3 O estudo, no momento histórico em que vivemos, que reconhece na técnica seu atributo identificatório mais perfeito, é, antes de mais nada, aplicabilidade, isto é, o desenvolvimento de dispositivos e equipamentos para o aperfeiçoamento do social. Em princípio, na nossa realidade, claro que nada temos a opor a este entendimento. E a Psicologia Social sem dúvida é uma poderosa ferramenta teórico-técnica para aprimorar a formação de profissionais que irão envolver-se nos serviços sociais e nas políticas públicas. Mas, justamente por isso, o estudo pode correr o risco de reduzir-se a um elemento manipulável ideologicamente, e a missão da universidade, nos dias que correm, penso que seja dupla: por um lado, reconhecer sua raiz pública e trabalhar para o aperfeiçoamento da esfera pública e, por outro, lutar pela autonomia necessária para o estudo crítico, isto é, para garantir uma produção capaz de fazer a crítica de toda e qualquer ideologia, o que nos dias de hoje quer dizer, também, de toda e qualquer política pública. Este segundo aspecto também vai, em nosso entender, em direção ao aperfeiçoamento do público, pois a garantia do estudo crítico é também parte da luta por um homem que não seja reduzido à mera inserção numa ideologia determinada, tão própria dos fenômenos totalitários que assolaram tão violentamente o século XX, e que hoje podem ganhar uma versão talvez aparentemente mais civilizada, mas não por isso menos violenta.
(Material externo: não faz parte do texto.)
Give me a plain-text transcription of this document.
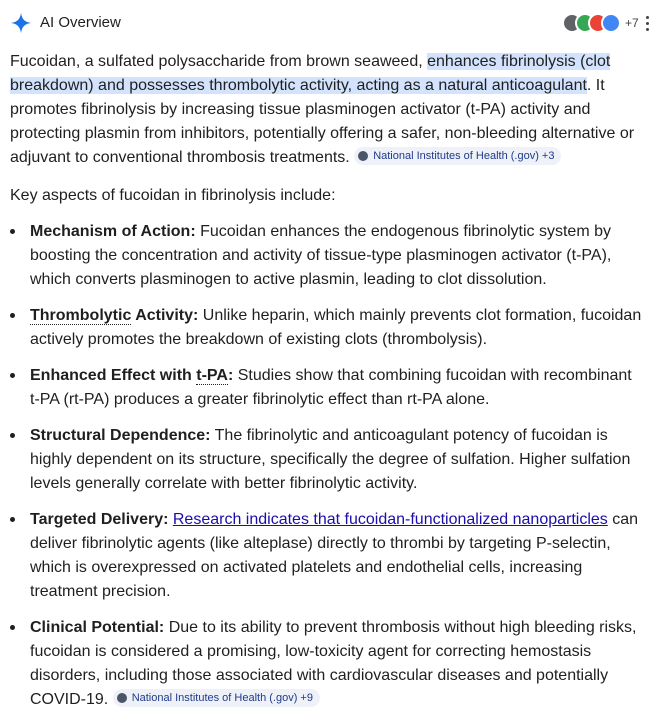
AI Overview	+7

Fucoidan, a sulfated polysaccharide from brown seaweed, enhances fibrinolysis (clot breakdown) and possesses thrombolytic activity, acting as a natural anticoagulant. It promotes fibrinolysis by increasing tissue plasminogen activator (t-PA) activity and protecting plasmin from inhibitors, potentially offering a safer, non-bleeding alternative or adjuvant to conventional thrombosis treatments. National Institutes of Health (.gov) +3

Key aspects of fucoidan in fibrinolysis include:

Mechanism of Action: Fucoidan enhances the endogenous fibrinolytic system by boosting the concentration and activity of tissue-type plasminogen activator (t-PA), which converts plasminogen to active plasmin, leading to clot dissolution.
Thrombolytic Activity: Unlike heparin, which mainly prevents clot formation, fucoidan actively promotes the breakdown of existing clots (thrombolysis).
Enhanced Effect with t-PA: Studies show that combining fucoidan with recombinant t-PA (rt-PA) produces a greater fibrinolytic effect than rt-PA alone.
Structural Dependence: The fibrinolytic and anticoagulant potency of fucoidan is highly dependent on its structure, specifically the degree of sulfation. Higher sulfation levels generally correlate with better fibrinolytic activity.
Targeted Delivery: Research indicates that fucoidan-functionalized nanoparticles can deliver fibrinolytic agents (like alteplase) directly to thrombi by targeting P-selectin, which is overexpressed on activated platelets and endothelial cells, increasing treatment precision.
Clinical Potential: Due to its ability to prevent thrombosis without high bleeding risks, fucoidan is considered a promising, low-toxicity agent for correcting hemostasis disorders, including those associated with cardiovascular diseases and potentially COVID-19. National Institutes of Health (.gov) +9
4 Na apresentação do livro Pensamento cruel Humanidades e Ciências Humanas: há lugar para a Psicologia?, Maria Helena S. Patto e João A. Frayze-Pereira (2007), seus organizadores, também trabalharam com esta imagem para pensar a prática da Psicologia. E eles agregam à imagem erguida por Benjamin mais uma obra de Klee, O saltimbanco, para salientar o difícil equilíbrio da prática do psicólogo em sua ação crítica, para possibilitar uma leitura transformadora.

5 Freud dedicou a Conferência XXXV das Novas conferências introdutórias sobre Psicanálise (1933/1976), a refletir sobre se a Psicanálise poderia oferecer-se aos homens como uma nova Weltanschauung, como alternativa às Weltanschauungs provenientes dos campos religioso e filosófico. E ele enfatiza o pensamento de que não, de que a Psicanálise não pode se constituir como uma Weltanschauung alternativa às provenientes da Religião e da Filosofia. O elemento que ele utiliza para distinguir a Psicanálise desses campos é a íntima conexão que vê existir entre a Psicanálise e a Ciência. E pensa que a Ciência é ainda muito jovem para constituir-se numa Weltanschauung por si própria. Por outro lado, Freud argumenta que toda Weltanschauung, isto é, toda visão de homem e de mundo é constituída em torno de elementos de ilusão, que passam a fazer parte destas visões. E atribui à Psicanálise "a submissão à verdade e a rejeição às ilusões" (p. 220). Por isso, a Psicanálise não apenas é incapaz de oferecer-se como um consolo para os homens na forma de uma Weltanschauung, como justamente por isso é uma poderosa ferramenta crítica para mostrar os limites e possibilidades que estão contidos em cada Weltanschauung e seus desdobramentos em ideologias, tal como viemos defendendo no uso do modelo e do método psicanalítico.

6 Os poemas de Carlos Drummond de Andrade com que trabalhamos aqui foram todos extraídos da Antologia poética (1987) organizada por ele.

7 Em Confidência do Itabirano, bem como nos poemas da seção A família que me Dei, da Antologia Poética, torna-se mais explícito que a origem na qual o poema se enraíza e da qual é um desdobramento ao mesmo tempo de submissão e criação é a família e o entorno dela, Itabira.

8No nome do poeta, vemos inscrito o paradoxo que ele desdobra em tantos poemas: o de ser Carlos nos laços de família tão explicitados na preposição de, que o ata aos Andrade. Mas como dói!

9 Uma coletânea importante de estudos interdisciplinares sobre o impacto traumático de violências contra grupos humanos é Cultures under siege: collective violence and trauma (Robben & Suarez-Orozco, 2000).